In February, after a year of shopping my latest novel "Amsterdam 2012" to New York publishers, and being turned down for being “too controversial,” I decided to upload it to Kindle. I didn’t know anything about epublishing. I actually posted it because I was afraid my aging computer would crash, and I would lose the novel. Or the house would burn down. I figured at least if it were up on Kindle, it would be safe. I set the price at .99 cents. What the hell.

I sold 1,000 copies the first weekend, and soon my book was number 30 on the Kindle best seller list. With a Kindle royalty payment of .35 cents (35% of books under $2.99 and over $9.99; 70% between $2.99 and $9.99), I was not getting rich; but I was getting read. And readers were responding—immediately—in reviews, on forums, and in emails. I had written the book because I wanted people to discuss a difficult topic, and they were; I was having an active and open dialog with my readers unlike I ever had with DTB publishing. I was exhilarated.

After the success of "Amsterdam 2012", I uploaded two backlist titles, "Good Morning, Darkness", and "Confessions of a Deathmaiden", the rights for which my publisher had recently returned to me. Then three original titles.

Why did I do that rather than submit them to my publisher? For one thing, waiting a year to get published, even if my agent could sell my manuscripts tomorrow, seemed antiquated. Who has time for that? If I write about fresh, relevant issues, I want the stories published now. I was also selling more books on Kindle, reaching more people, all over the world, than I had with DTBs. If I set the Kindle price at $2.99, I make $2.04 per book, about the same as I would for a hardback. If I sold it as a $7.99 paperback, I would only earn about .64 cents per book.

Also, epublishing does not preclude a DTB contract. In fact, the paper publishing arm of Kindle, Amazon Encore Books, culls its list of Kindle authors for books to publish. Soon other DTB publishers will follow.

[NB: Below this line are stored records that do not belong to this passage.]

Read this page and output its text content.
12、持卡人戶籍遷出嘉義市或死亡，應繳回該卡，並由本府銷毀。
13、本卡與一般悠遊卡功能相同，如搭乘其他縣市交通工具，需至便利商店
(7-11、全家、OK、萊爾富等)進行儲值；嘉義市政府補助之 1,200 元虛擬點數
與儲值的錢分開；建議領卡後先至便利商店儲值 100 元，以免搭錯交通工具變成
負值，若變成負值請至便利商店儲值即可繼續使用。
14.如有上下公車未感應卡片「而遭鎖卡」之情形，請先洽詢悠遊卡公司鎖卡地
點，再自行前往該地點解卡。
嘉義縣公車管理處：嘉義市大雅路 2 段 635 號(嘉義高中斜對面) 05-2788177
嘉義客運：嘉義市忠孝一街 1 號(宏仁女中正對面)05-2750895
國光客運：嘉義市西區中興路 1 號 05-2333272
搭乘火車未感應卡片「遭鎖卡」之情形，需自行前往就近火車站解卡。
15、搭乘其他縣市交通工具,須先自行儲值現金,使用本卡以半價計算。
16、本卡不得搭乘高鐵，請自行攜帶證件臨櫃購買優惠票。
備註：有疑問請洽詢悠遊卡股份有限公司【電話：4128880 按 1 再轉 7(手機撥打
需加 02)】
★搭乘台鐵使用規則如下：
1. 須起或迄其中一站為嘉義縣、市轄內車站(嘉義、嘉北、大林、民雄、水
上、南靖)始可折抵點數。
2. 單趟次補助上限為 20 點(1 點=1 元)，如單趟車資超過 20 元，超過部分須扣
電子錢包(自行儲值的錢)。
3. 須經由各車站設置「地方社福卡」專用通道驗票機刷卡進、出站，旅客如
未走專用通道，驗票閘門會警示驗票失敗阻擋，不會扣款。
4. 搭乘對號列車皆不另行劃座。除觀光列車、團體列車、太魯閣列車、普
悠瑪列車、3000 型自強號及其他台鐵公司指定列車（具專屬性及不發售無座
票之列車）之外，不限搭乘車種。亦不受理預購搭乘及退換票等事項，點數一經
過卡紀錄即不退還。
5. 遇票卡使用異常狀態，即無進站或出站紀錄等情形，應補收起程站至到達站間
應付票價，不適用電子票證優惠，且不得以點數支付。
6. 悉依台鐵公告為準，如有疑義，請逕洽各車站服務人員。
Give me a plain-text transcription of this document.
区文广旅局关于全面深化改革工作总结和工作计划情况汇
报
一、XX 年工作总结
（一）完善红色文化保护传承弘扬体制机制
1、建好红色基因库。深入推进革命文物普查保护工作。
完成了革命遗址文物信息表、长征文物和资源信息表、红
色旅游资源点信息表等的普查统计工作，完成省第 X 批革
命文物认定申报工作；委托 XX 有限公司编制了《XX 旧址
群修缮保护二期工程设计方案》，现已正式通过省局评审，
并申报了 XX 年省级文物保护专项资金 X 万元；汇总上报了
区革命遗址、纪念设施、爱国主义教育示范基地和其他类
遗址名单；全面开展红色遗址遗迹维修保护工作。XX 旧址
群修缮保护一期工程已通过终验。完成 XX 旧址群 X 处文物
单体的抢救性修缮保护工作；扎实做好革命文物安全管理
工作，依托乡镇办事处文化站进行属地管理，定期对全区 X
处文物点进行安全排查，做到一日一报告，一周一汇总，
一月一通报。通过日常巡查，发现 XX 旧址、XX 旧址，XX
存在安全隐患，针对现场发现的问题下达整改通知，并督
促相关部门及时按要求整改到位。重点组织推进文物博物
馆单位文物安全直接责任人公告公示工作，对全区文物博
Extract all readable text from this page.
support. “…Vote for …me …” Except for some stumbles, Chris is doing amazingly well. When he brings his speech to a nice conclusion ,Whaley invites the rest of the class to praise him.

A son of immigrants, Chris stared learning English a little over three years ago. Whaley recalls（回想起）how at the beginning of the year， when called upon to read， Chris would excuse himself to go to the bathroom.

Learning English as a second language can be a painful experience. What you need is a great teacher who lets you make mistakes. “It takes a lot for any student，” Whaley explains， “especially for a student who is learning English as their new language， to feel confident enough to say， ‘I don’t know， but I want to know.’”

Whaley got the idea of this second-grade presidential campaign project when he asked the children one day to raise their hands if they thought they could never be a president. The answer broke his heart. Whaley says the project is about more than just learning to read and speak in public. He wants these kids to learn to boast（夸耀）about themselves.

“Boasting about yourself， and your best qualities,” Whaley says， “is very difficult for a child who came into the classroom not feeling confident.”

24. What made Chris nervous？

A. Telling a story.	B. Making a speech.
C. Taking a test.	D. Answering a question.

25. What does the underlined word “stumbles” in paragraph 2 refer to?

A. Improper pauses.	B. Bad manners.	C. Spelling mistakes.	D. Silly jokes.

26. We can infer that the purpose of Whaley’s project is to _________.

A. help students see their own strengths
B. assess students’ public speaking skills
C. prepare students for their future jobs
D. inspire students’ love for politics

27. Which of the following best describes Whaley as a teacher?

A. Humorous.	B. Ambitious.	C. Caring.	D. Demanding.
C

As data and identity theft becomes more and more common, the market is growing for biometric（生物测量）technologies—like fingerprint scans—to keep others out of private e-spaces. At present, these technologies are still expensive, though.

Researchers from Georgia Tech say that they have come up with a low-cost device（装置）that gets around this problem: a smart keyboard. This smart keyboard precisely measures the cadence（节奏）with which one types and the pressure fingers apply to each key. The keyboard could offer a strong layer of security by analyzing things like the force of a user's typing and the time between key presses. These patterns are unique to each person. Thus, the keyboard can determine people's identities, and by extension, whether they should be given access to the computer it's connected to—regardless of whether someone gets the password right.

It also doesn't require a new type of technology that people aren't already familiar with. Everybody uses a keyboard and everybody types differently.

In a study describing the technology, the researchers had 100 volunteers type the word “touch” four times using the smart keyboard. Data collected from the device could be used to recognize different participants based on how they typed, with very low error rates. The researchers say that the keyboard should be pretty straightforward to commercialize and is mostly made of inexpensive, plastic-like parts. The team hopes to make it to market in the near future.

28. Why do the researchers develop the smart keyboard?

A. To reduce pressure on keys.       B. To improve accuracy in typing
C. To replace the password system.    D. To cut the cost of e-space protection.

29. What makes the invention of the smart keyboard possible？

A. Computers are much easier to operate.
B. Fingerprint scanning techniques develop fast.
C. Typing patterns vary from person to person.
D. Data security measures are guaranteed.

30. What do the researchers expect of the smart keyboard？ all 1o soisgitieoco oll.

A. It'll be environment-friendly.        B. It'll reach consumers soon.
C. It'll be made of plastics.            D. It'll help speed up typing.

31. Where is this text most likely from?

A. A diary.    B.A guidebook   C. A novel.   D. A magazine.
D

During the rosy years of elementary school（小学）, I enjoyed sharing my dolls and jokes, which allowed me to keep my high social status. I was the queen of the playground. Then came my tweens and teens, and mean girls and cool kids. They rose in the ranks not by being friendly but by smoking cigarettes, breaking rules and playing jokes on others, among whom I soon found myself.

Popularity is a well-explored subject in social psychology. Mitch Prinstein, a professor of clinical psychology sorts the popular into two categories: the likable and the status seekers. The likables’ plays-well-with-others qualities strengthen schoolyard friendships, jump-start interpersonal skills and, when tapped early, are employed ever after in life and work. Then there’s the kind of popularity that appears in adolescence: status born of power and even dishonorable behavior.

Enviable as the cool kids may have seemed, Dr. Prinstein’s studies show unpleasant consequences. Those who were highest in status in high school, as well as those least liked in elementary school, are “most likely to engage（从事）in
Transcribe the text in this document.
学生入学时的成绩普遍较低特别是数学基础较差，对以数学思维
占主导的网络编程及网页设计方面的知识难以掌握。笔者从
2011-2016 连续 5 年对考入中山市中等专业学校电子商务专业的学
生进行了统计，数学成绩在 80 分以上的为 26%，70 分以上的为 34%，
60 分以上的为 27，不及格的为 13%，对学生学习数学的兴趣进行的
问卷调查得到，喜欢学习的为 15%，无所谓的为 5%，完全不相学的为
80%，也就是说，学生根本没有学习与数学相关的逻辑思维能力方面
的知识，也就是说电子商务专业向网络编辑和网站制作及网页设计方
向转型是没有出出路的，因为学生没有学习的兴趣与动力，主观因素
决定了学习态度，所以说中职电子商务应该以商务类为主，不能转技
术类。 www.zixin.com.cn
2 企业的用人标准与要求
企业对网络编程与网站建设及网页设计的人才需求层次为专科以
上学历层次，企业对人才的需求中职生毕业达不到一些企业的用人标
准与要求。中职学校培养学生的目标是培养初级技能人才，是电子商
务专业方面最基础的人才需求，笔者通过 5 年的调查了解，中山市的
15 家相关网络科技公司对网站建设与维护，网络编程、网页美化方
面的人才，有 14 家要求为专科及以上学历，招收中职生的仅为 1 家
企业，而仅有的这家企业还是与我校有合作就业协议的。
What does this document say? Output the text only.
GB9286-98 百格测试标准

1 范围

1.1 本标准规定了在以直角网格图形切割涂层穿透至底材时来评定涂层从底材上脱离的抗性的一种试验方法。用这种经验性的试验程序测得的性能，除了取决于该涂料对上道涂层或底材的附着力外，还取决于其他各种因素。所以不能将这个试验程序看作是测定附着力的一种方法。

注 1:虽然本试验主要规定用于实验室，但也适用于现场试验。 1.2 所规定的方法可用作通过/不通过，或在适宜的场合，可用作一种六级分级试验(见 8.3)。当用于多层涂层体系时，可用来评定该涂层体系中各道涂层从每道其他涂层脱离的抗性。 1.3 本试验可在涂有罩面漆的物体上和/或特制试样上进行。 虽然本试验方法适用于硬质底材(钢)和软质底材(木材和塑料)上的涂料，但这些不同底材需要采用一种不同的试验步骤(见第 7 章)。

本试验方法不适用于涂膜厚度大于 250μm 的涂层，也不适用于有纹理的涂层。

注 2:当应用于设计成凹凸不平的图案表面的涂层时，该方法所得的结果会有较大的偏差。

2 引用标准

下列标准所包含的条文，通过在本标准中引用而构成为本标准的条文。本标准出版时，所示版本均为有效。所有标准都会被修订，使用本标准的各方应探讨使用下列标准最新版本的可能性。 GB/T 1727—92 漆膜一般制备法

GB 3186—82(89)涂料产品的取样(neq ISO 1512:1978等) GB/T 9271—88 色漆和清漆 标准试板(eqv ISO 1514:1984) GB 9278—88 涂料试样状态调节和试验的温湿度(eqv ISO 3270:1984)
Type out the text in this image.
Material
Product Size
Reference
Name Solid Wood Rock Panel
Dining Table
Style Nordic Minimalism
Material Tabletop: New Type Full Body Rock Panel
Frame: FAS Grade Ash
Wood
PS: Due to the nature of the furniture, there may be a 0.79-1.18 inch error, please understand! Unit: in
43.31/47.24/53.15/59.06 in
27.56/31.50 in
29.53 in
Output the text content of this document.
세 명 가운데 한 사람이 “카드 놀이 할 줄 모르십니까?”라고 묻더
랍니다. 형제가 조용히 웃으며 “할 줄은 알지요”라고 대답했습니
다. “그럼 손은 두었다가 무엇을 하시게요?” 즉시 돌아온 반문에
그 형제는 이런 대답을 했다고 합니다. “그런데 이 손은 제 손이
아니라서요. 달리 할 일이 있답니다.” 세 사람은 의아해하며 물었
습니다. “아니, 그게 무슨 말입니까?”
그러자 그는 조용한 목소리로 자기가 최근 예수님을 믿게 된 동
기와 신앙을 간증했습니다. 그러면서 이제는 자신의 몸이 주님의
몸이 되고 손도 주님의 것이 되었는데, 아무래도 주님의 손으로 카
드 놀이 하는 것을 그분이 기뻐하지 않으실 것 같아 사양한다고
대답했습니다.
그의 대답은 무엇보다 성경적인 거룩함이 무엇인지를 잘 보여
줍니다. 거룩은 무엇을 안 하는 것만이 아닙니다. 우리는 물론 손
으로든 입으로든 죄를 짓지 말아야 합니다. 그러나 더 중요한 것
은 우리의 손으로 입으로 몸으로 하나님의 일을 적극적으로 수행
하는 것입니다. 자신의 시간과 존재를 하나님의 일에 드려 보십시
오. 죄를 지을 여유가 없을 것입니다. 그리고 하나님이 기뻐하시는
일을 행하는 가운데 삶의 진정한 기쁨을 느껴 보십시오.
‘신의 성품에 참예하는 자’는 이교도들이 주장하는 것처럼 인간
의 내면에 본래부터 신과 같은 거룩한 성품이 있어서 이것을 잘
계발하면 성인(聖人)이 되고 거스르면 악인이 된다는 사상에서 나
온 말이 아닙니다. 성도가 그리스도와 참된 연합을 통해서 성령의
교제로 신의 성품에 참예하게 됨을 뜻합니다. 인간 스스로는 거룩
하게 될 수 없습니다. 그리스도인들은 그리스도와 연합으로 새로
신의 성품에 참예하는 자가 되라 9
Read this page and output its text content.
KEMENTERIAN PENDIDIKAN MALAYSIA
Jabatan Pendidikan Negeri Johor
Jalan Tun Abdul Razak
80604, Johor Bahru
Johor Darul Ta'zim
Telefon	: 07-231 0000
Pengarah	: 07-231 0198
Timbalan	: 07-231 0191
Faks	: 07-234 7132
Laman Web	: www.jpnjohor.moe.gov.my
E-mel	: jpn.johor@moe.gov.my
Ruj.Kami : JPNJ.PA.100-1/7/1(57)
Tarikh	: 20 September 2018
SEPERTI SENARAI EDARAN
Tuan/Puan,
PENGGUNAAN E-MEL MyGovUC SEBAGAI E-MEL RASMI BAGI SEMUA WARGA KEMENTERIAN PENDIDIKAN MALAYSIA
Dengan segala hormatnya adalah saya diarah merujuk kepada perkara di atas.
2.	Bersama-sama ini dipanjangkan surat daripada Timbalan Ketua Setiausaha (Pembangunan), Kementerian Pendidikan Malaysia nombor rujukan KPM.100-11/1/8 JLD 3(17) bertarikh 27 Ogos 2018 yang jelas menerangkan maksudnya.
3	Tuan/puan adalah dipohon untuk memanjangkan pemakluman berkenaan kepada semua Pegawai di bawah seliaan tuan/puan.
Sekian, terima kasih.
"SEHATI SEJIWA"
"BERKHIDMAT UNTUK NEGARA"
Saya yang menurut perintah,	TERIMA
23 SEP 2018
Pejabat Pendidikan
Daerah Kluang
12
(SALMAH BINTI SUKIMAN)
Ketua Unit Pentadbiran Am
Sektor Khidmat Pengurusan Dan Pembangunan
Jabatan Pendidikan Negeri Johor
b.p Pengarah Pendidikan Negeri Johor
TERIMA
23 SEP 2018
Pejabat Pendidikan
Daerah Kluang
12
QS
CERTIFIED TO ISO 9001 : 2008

While the ebook market is still only 5-7% of the total book market, it is a growing market. The market for DTBs is shrinking. I chose to go with the growing market.


("Ruth Francisco worked in the film industry for fifteen years before selling her first novel Confessions of a Deathmaiden to Warner Books in 2003, followed by Good Morning, Darkness, which was selected by Publishers’ Weekly as one of the best mysteries of the year, and her controversial third novel, The Secret Memoirs of Jacqueline Kennedy Onassis. She now has four new novels, including The Pigtailed Heart, up on Kindle. She is a frequent contributor to The Ellery Queen Mystery Magazine, and currently lives in Florida.")

Happy publishing,

1 comment:

Reb said...

Thank you both, to Ruth and Gemi. It's all intriguing, plus it gives me real hope. I didn't know Amsterdam 2012 was available. I'm adding it to my list.